Bagian Tiga

125 15 0
                                    


Hana berjalan memasuki kelasnya, 12 IPA 5, kelasnya sepi hanya diisi oleh segelintir murid saja. Sapaan langsung Hana dapat begitu memasuki kelas, dan ia hanya membalas sekenanya.

"Pagi Hana."

Hana tersenyum canggung. "Pagi," sapannya kembali hanya seadanya ketika membalas sapaan dari temannya tersebut.

Yasmin Almeera—ketua kelas tadi yang menyapa Hana, murid berprestasi, ramah, sopan dan pandai dalam bergaul.
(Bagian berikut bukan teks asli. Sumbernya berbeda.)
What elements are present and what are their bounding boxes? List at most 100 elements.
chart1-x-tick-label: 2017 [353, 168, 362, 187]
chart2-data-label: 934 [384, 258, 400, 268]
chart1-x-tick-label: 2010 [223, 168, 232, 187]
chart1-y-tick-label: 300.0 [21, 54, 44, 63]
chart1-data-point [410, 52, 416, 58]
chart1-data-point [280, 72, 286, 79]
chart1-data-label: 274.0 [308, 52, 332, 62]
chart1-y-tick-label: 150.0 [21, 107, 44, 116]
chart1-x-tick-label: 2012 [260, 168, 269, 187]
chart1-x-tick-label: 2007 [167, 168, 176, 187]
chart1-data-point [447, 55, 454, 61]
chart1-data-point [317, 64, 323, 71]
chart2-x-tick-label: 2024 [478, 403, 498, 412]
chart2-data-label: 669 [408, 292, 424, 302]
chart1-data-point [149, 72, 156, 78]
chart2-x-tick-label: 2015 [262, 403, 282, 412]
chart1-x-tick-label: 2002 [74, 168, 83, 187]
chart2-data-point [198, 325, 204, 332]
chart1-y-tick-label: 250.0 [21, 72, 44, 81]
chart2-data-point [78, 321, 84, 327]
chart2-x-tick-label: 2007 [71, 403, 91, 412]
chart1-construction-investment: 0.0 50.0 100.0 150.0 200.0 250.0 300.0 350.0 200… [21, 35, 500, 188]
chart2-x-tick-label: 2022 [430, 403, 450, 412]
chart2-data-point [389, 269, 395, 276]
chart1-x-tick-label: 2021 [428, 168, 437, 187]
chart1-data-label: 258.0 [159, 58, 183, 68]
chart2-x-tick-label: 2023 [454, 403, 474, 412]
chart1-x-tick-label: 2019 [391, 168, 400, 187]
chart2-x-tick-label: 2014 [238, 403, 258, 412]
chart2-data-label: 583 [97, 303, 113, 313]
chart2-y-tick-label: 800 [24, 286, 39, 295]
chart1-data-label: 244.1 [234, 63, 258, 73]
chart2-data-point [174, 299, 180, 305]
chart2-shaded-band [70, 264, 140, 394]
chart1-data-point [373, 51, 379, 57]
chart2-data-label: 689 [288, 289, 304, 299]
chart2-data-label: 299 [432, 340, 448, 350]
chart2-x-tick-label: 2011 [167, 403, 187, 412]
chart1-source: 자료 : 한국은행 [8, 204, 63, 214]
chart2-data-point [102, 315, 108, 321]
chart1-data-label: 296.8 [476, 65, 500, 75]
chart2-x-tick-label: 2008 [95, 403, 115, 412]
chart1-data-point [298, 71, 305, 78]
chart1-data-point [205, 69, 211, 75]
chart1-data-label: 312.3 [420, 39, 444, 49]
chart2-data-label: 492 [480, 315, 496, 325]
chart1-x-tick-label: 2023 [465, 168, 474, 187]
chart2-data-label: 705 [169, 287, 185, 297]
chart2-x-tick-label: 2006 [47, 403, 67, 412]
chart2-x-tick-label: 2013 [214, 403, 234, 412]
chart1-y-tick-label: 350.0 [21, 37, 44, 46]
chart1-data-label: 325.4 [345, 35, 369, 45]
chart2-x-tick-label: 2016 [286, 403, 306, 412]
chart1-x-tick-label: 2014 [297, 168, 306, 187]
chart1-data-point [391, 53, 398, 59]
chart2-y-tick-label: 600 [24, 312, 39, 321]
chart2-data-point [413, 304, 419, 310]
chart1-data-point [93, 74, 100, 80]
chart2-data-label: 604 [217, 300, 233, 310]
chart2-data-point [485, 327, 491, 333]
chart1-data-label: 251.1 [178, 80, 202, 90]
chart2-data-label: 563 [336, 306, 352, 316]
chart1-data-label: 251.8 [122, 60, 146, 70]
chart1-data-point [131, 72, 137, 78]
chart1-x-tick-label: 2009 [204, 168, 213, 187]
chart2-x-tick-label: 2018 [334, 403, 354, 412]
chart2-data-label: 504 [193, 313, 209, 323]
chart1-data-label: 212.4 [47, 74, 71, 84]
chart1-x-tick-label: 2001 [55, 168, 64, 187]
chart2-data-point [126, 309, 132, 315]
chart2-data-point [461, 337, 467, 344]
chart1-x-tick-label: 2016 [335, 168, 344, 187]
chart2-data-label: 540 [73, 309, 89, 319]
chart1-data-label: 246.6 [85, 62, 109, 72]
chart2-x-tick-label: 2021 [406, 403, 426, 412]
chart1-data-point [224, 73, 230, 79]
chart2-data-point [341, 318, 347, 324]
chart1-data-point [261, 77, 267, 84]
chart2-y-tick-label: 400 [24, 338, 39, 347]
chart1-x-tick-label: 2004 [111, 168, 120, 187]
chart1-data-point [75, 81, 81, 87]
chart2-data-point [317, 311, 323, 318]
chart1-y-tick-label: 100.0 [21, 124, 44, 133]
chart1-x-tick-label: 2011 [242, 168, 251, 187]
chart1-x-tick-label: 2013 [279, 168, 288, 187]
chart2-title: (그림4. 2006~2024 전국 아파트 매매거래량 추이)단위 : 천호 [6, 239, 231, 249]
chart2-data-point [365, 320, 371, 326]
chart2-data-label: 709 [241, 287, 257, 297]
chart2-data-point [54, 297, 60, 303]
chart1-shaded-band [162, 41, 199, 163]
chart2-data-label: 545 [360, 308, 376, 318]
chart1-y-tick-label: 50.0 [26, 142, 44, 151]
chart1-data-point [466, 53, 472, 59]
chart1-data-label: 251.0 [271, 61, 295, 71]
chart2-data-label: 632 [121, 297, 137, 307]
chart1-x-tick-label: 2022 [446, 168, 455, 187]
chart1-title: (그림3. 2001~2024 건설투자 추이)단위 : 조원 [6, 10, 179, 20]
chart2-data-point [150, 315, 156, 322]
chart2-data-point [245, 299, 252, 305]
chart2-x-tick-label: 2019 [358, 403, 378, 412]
Hana duduk di bangkunya namun berdiri ketika melihat Yasmin kesusahan membawa kardus-kardus di ujung kelas. Kardus yang berisi botol plastik bekas yang akan ditaruh di bank sampah, iuran wajib setiap kelas. Setiap kelas akan menyumbang sampah botol plastik yang berhasil mereka kumpulkan, nantinya sampah itu akan diitung dan ditukar dengan uang sesuai dengan jumlah botol yang berhasil mereka bawa ke bank sampah. Uang itu biasanya akan ditaruh sebagai uang kas kelas.

Dengan sigap Hana membantu Yasmin, gadis tersebut tersenyum senang. "Makasih," katanya dengan suara riang ketika Hana membantu mengangkat bagian bawah kardus.

Hana mengangguk, mengekori Yasmin keluar dari kelas, menuju bank sampah yang letaknya dekat dengan ruang anak Bahasa.

Tak lama mereka sampai, Yamin maupun Hana menaruh kardus tersebut, yang diterima oleh Pak Bakri.

Setalah acara hitung menghitung mereka kembali ke kelas, di perjalanan diisi dengan obrolan ringan, meskipun hanya Yasmin yang lebih dominan, menanyakan hal apa saja kepada Hana. Sesekali Hana hanya menjawab seperlunya. Tak buruk sebenarnya jika mengobrol seperti ini, namun karena mereka yang sebelumnya tidak pernah dekat, rasa canggung masih menyelimuti diri Hana, dirinya masih belum terbiasa mengobrol dengan bebas.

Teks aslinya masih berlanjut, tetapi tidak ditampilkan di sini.